Et il m’a dit :"C’est bien, Chaban !" "Moi, j’étais récompensé !"


* Citation « Capitale fidèle à elle-même et à la France, a manifesté, sous l’occupation et l’oppression ennemies, et en dépit des voix d’abandon et de trahison, sa résolution inébranlable de combattre et de vaincre. Par son courage en présence de l’envahisseur et par l’énergie indomptable avec laquelle elle supporta les plus cruelles épreuves, a mérité de rester l’exemple pour la Nation tout entière. Le 19 août, conjuguant ses efforts avec ceux des armées alliées et françaises, s’est dressée pour chasser l’ennemi par une série de glorieux combats commencés au cour de la Cité et rapidement étendus en tous les points de la ville. Malgré de lourdes pertes subies par les Forces Françaises de l’Intérieur levées dans son sein, s’est libérée par son propre effort puis, unie à l’avant-garde de l’Armée française venue à son secours, a, le 25 août, réduit l’Allemand dans ses derniers retranchements et l’a fait capituler. » (Paris, Compagnon de la Libération par décret du 24 mars 1945)

** Choltitz(Dietrich von). Schloss Wiese, Silésie, 1894-Baden-Baden, 1966. Général allemand qui fut commandant de la garnison Allemande de Paris en 1944. Il refusa de détruire la capitale(c’était un ordre d’Hitler) et se rendit au général Leclerc.

*** Diplomate, consul général de Suède. Par ses nombreuses interventions auprès des autorités Allemandes, cet humaniste a évité de nombreuses exécutions de résistants. En usant de tout son poids auprès de Von Choltitz, a pu éviter la destruction de Paris. Il a en a été fait citoyen d’honneur en 1958


Un témoignage à lire :  Les yeux ouverts dans un Paris insurgé

1 commentaire sur Paris, Paris outragé …

  1. Flamant rose // 25 août 2014 à 14 h 40 min //

    Je me permets d’apporter quelques précisions à votre billet sur la libération de Paris.

    Concernant le discours de de Gaulle au cours duquel il prononce la fameuse phrase  » Paris outragé ! Paris brisé ! Paris martyrisé ! Mais Paris libéré « , il est bon de préciser que ce discours n’était pas préparé mais totalement improvisé.

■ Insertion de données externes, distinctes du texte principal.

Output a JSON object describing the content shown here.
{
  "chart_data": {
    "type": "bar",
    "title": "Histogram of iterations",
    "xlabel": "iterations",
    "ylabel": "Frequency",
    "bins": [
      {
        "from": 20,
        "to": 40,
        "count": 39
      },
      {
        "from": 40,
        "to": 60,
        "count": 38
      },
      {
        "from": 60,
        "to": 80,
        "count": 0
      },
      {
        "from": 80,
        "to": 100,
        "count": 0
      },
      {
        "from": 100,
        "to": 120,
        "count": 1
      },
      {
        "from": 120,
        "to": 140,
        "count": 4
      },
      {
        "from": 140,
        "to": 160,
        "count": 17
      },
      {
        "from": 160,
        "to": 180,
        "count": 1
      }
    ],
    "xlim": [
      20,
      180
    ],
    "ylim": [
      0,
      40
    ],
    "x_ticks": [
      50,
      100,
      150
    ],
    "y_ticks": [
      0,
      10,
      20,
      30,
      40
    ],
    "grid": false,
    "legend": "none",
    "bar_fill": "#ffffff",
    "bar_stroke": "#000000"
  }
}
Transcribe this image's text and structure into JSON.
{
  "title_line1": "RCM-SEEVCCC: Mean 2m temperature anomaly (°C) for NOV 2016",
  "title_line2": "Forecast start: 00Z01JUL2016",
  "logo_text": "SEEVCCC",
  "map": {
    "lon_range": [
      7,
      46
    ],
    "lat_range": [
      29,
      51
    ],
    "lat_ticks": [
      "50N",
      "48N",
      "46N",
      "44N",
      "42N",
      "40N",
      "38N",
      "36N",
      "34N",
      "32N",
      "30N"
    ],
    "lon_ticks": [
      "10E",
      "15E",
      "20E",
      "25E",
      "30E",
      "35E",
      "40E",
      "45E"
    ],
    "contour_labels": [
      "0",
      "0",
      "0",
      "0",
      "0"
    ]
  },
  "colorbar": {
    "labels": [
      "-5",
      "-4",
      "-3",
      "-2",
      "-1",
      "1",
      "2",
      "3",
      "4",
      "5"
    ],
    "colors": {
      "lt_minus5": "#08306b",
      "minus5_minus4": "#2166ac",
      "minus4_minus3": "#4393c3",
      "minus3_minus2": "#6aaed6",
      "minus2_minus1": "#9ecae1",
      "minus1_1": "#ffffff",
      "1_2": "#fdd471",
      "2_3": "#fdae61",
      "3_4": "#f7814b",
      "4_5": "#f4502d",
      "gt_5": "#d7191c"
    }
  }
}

    En écrivant je vous cite « Il éclate avec le cardinal Suhard, archevêque de Paris pendant l’occupation et que de Gaulle « invite » à être absent lors de la cérémonie à Notre-Dame. Avec les Américains aussi. » Vous sous entendez que le général de Gaulle aurait « éclaté » avec les Américains, ce qui me semble inexact. Bien sûr, entre le Général et Roosevelt, c’étaient des rapports de méfiance car Roosevelt avait des idées bien précises sur la réorganisation du monde. Malgré tout, c’est de Gaulle qui est allé trouver le président américain, ce qui ne lui fut pas facile. Les deux hommes ont alors appris à mieux se connaître. Roosevelt a alors accepté de supprimer le projet AMGOT (Allied Military Government of Occupied Territories ) et de reconnaître la souveraineté retrouvée de la France. AMGOT prévoyait en effet d’abolir toute souveraineté, y compris le droit de battre monnaie, sur le modèle fourni par les accords Darlan-Clark de novembre 1942.

    J’apporte une petite précision sur la signature du texte contresigné par Rol-Tanguy. Il n’était pas demandeur. En effet c’est Leclerc qui lui a demandé de contre signer ce texte, ce qui, comme vous le soulignez a fortement déplu à de Gaulle.

    J’ai un petit différent avec vous sur la réponse du général à Bidault lorsque celui-ci lui a proposé de proclamer la République. Il me semble que la phrase de de Gaulle n’est pas  » La République n’a jamais cessée d’être  » mais  » La République à travers nous n’a jamais cessé d’exister » et cette expression « à travers nous » à tout son sens..

    Sur les événements du parvis de Notre Dame que vous relatez, une fois que les gens furent couchés sur le ventre de Gaulle aura une autre répartie célèbre  » On ne voit que des fesses ici ».
    Enfin concernant la fusillade que vous évoquez, les journaux de l’époque ne retenaient que deux hypothèses qui sont pour l’une un acte isolé des derniers allemands retranchés et pour l’autre des miliciens de Darnand, fusillé en octobre 1945 pour avoir collaboré avec l’ennemi.